Recently, because it was next in line on my bookshelf, I read The Varieties of Religious Experience by William James, written in 1900.  Dr. James was professor of Psychology and Philosophy at Harvard University.  He gave a series of lectures at the University of Edinburgh in Scotland in 1902-1902 on the nature of religion and the neglect of it’s science in academia.  His source material was thousands of testimonials (i.e. documented religious experiences) from Christians (almost all), Buddhists, and Hindus.  This book is a compilation of said lectures.  He makes the following main points…

  • Science is criticized for ignoring the unseen systems of the universe.  In doing so, some of reality is ignored.
  • The main goal of living should be the pursuit of happiness (Ps. 1:1-6).  The religious tend to be far happier compared to the un-religious.
  • Personal prayer (Matt. 6:5-6, Ja. 5:16) to the deity is the most fundamental of religious acts, superior to that of corporate religion.
  • Some, termed “once born,” (Ps. 91:1-16, Luke 10:19) do not consider evil to be part of this world.  They are forever optimists about everything and everyone.  Any bad they encounter is believed to be on its way to becoming good (Rev. 21:1-8).  Walt Whitman is the best example of this type.
  • Others, “twice born,” (Jn. 3:3, 1 Pet. 1:22-23), consider the world good but evil is exists.  This ill condemns them to struggles with depression and melancholy.  Leo Tolstoy was given as a prime example of this type.
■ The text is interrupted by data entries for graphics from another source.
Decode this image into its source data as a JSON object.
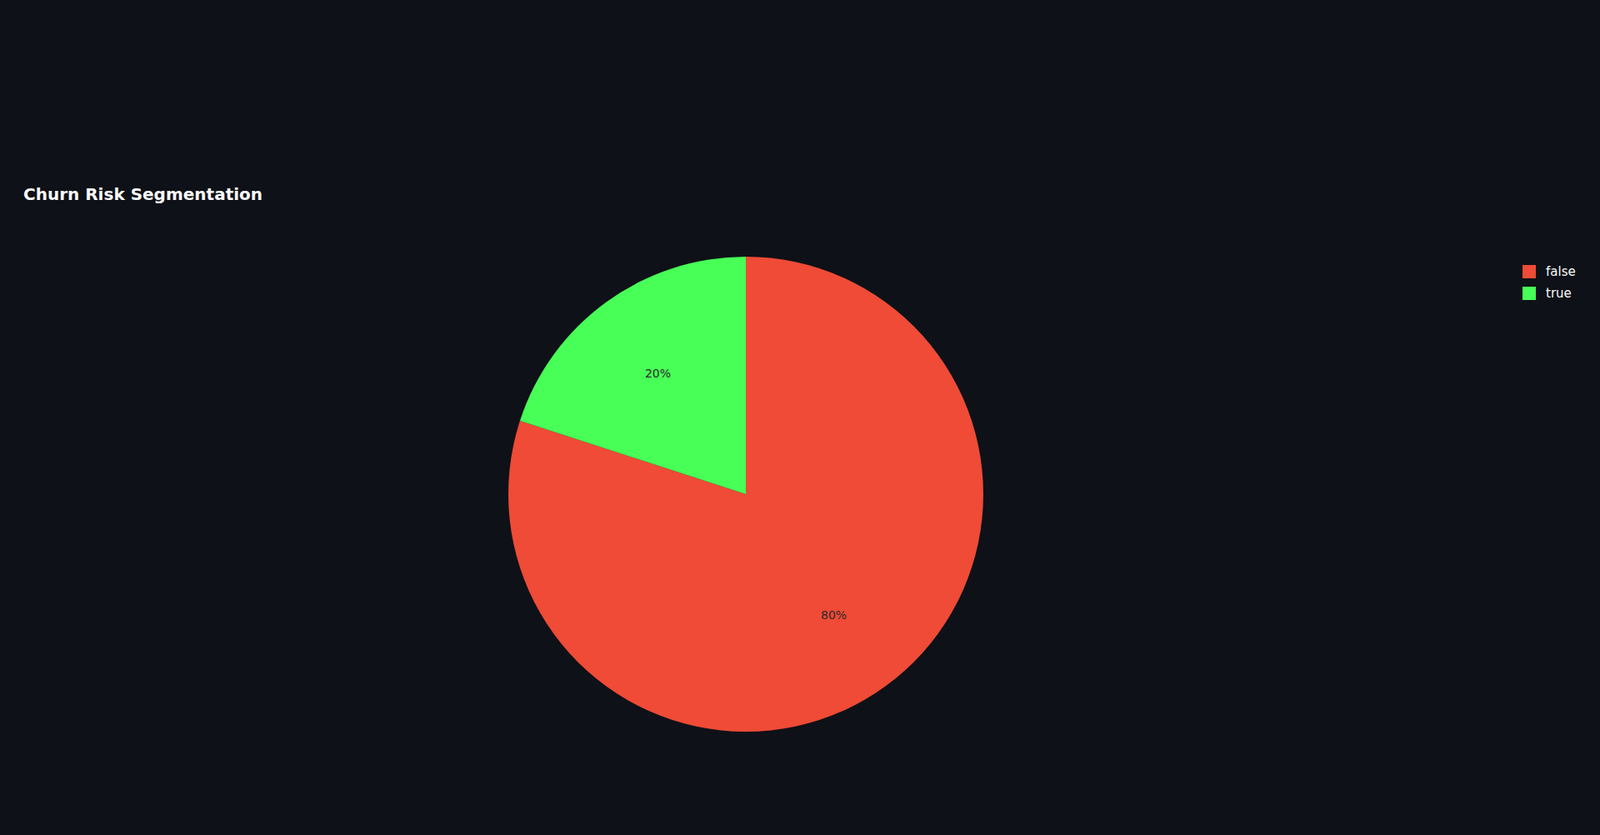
{
  "chart_data": {
    "type": "pie",
    "title": "Churn Risk Segmentation",
    "categories": [
      "false",
      "true"
    ],
    "values": [
      80,
      20
    ],
    "value_labels": [
      "80%",
      "20%"
    ],
    "colors": [
      "#ef4b36",
      "#47ff56"
    ],
    "data_labels": true,
    "legend": "top-right"
  }
}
  • Conversions are either instantaneous (Acts 9:1-9) or over a longer period of time (Luke 24:13-35).  It should, if authentic, change some of a persons character and/or habits.
  • The efficacy of a conversion is similar to that of love for another.  To begin with, the passion burns white hot.  Over time, the flames wain (Luke 8:13, cp. Heb. 10:35-39).
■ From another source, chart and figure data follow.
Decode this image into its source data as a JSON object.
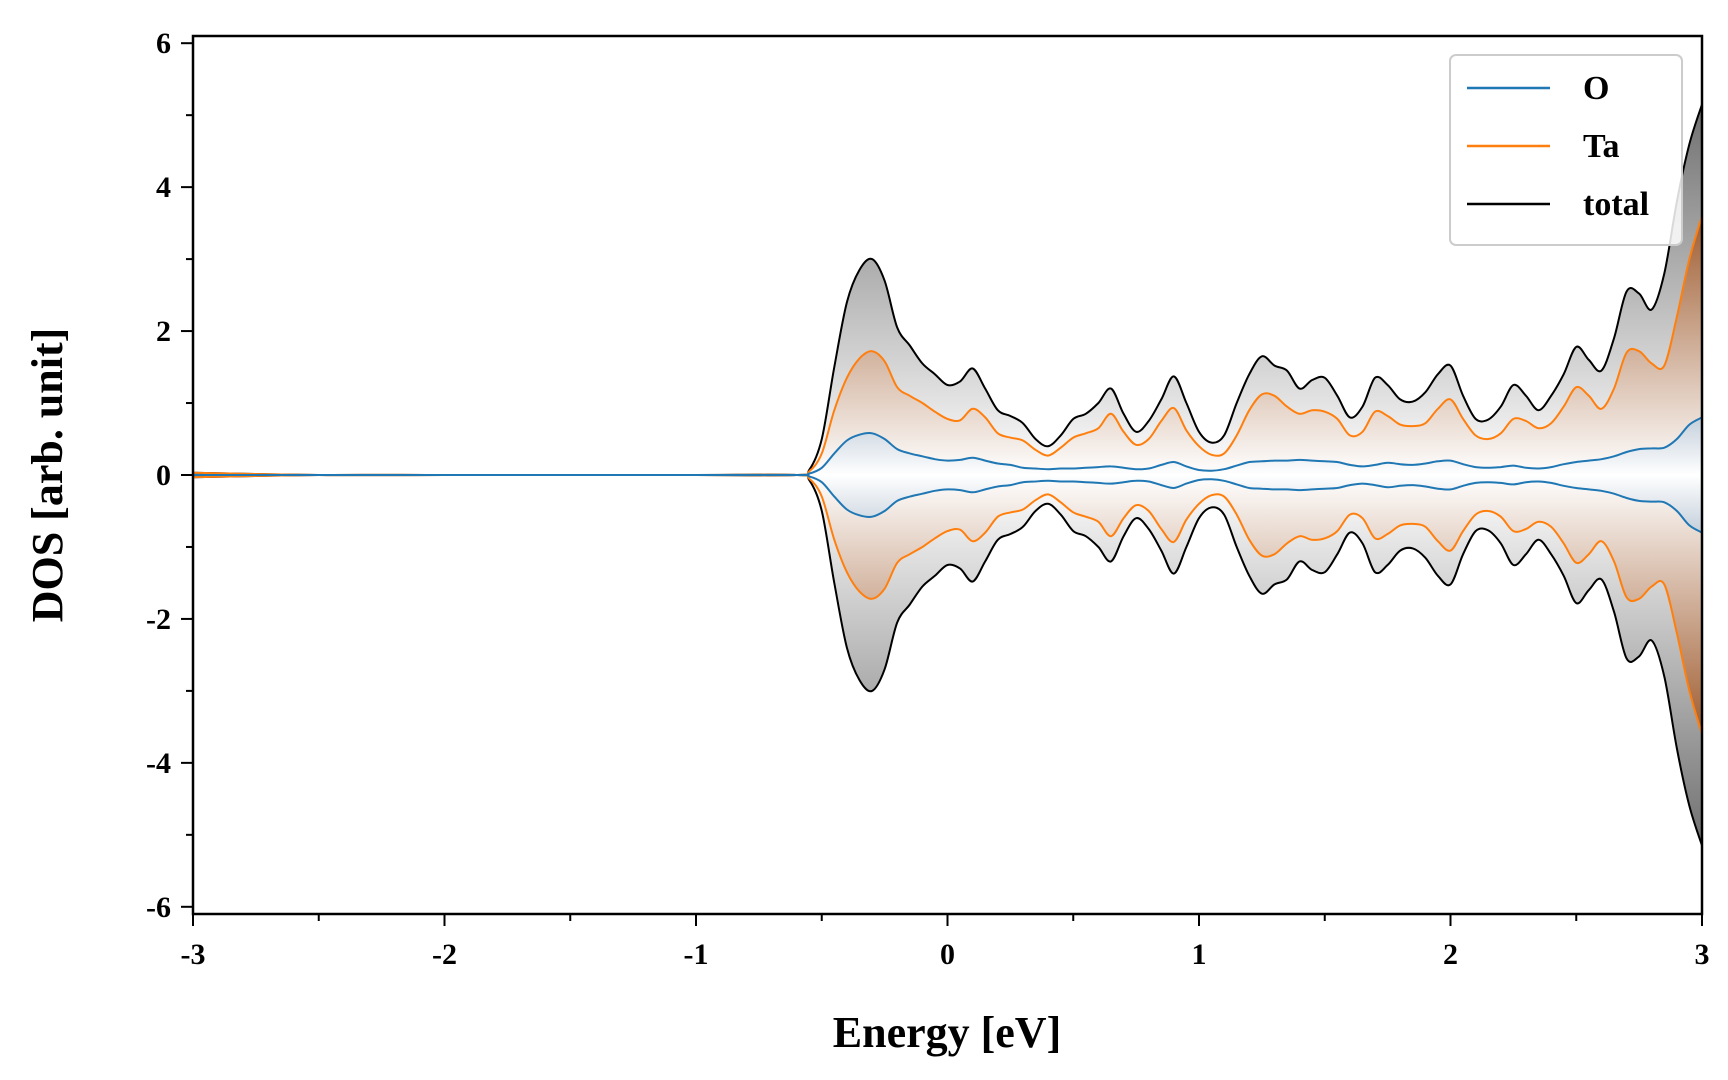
{
  "chart_data": {
    "type": "line",
    "title": "",
    "xlabel": "Energy [eV]",
    "ylabel": "DOS [arb. unit]",
    "xlim": [
      -3,
      3
    ],
    "ylim": [
      -6.1,
      6.1
    ],
    "xticks": [
      -3,
      -2,
      -1,
      0,
      1,
      2,
      3
    ],
    "yticks": [
      -6,
      -4,
      -2,
      0,
      2,
      4,
      6
    ],
    "x_minor_step": 0.5,
    "y_minor_step": 1,
    "grid": false,
    "legend_position": "top-right",
    "mirrored_spin_down": true,
    "x": [
      -3.0,
      -2.5,
      -2.0,
      -1.5,
      -1.0,
      -0.6,
      -0.55,
      -0.5,
      -0.45,
      -0.4,
      -0.35,
      -0.3,
      -0.25,
      -0.2,
      -0.15,
      -0.1,
      -0.05,
      0.0,
      0.05,
      0.1,
      0.15,
      0.2,
      0.25,
      0.3,
      0.35,
      0.4,
      0.45,
      0.5,
      0.55,
      0.6,
      0.65,
      0.7,
      0.75,
      0.8,
      0.85,
      0.9,
      0.95,
      1.0,
      1.05,
      1.1,
      1.15,
      1.2,
      1.25,
      1.3,
      1.35,
      1.4,
      1.45,
      1.5,
      1.55,
      1.6,
      1.65,
      1.7,
      1.75,
      1.8,
      1.85,
      1.9,
      1.95,
      2.0,
      2.05,
      2.1,
      2.15,
      2.2,
      2.25,
      2.3,
      2.35,
      2.4,
      2.45,
      2.5,
      2.55,
      2.6,
      2.65,
      2.7,
      2.75,
      2.8,
      2.85,
      2.9,
      2.95,
      3.0
    ],
    "series": [
      {
        "name": "O",
        "color": "#1f77b4",
        "values": [
          0.0,
          0.0,
          0.0,
          0.0,
          0.0,
          0.0,
          0.02,
          0.1,
          0.3,
          0.48,
          0.56,
          0.58,
          0.5,
          0.36,
          0.3,
          0.26,
          0.22,
          0.2,
          0.21,
          0.24,
          0.2,
          0.16,
          0.14,
          0.1,
          0.09,
          0.08,
          0.09,
          0.09,
          0.1,
          0.11,
          0.12,
          0.1,
          0.08,
          0.09,
          0.14,
          0.18,
          0.12,
          0.07,
          0.06,
          0.08,
          0.13,
          0.18,
          0.19,
          0.2,
          0.2,
          0.21,
          0.2,
          0.19,
          0.18,
          0.14,
          0.12,
          0.14,
          0.17,
          0.15,
          0.14,
          0.16,
          0.19,
          0.2,
          0.15,
          0.11,
          0.1,
          0.11,
          0.13,
          0.1,
          0.09,
          0.11,
          0.15,
          0.18,
          0.2,
          0.22,
          0.26,
          0.32,
          0.36,
          0.37,
          0.38,
          0.5,
          0.7,
          0.8
        ]
      },
      {
        "name": "Ta",
        "color": "#ff7f0e",
        "values": [
          0.03,
          0.0,
          0.0,
          0.0,
          0.0,
          0.0,
          0.05,
          0.3,
          0.9,
          1.35,
          1.62,
          1.72,
          1.58,
          1.22,
          1.1,
          1.0,
          0.88,
          0.78,
          0.76,
          0.92,
          0.8,
          0.58,
          0.52,
          0.48,
          0.35,
          0.27,
          0.38,
          0.52,
          0.58,
          0.65,
          0.85,
          0.6,
          0.42,
          0.5,
          0.75,
          0.93,
          0.62,
          0.4,
          0.28,
          0.3,
          0.55,
          0.9,
          1.12,
          1.1,
          0.95,
          0.85,
          0.9,
          0.88,
          0.78,
          0.55,
          0.6,
          0.88,
          0.82,
          0.7,
          0.68,
          0.72,
          0.92,
          1.05,
          0.78,
          0.55,
          0.5,
          0.58,
          0.78,
          0.75,
          0.65,
          0.72,
          0.95,
          1.22,
          1.1,
          0.92,
          1.2,
          1.7,
          1.72,
          1.55,
          1.52,
          2.2,
          3.0,
          3.6
        ]
      },
      {
        "name": "total",
        "color": "#000000",
        "values": [
          0.03,
          0.0,
          0.0,
          0.0,
          0.0,
          0.0,
          0.07,
          0.5,
          1.5,
          2.4,
          2.85,
          3.0,
          2.7,
          2.05,
          1.8,
          1.55,
          1.4,
          1.25,
          1.3,
          1.48,
          1.2,
          0.9,
          0.82,
          0.72,
          0.5,
          0.4,
          0.55,
          0.78,
          0.85,
          1.0,
          1.2,
          0.85,
          0.6,
          0.75,
          1.05,
          1.37,
          1.0,
          0.6,
          0.45,
          0.55,
          1.0,
          1.4,
          1.65,
          1.52,
          1.45,
          1.2,
          1.32,
          1.35,
          1.1,
          0.8,
          0.95,
          1.35,
          1.25,
          1.05,
          1.02,
          1.15,
          1.4,
          1.52,
          1.1,
          0.78,
          0.77,
          0.95,
          1.25,
          1.1,
          0.9,
          1.1,
          1.4,
          1.78,
          1.6,
          1.45,
          1.9,
          2.55,
          2.52,
          2.3,
          2.8,
          3.8,
          4.6,
          5.15
        ]
      }
    ]
  }
}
  • The “practical fruits” (Matt. 7:16-17, Gal. 5:22-23, Eph. 5:8-9) of conversion is saintly living.  This is characterized by purity, charity, strength of soul, and ascetic (pleasure in sacrifice) acts.
  • Regarding mysticism, Dr. James states “I believe that feeling is the deepest source of religion, and that philosophic and theological formulas are secondary products.”  Mystical experience is unpredictable (Jn. 3:8).  It is the sense of losing ones self to the Other.
  • Philosophy cannot explain the religious experience because it is beyond logic and cannot be fully explained.
  • Finally Dr. James expressed the need to provide room (Gal. 3:28, Ja. 2:1-4, Rev. 7:9-10) for each person’s religious experience.  As each is different, so also is each experience.

I enjoyed this read.  There was nothing here that was exactly new or that I haven’t known or experienced myself.  It was good to see it all organized and exhaustively written about.  After all, the best books are those that are known before they are read.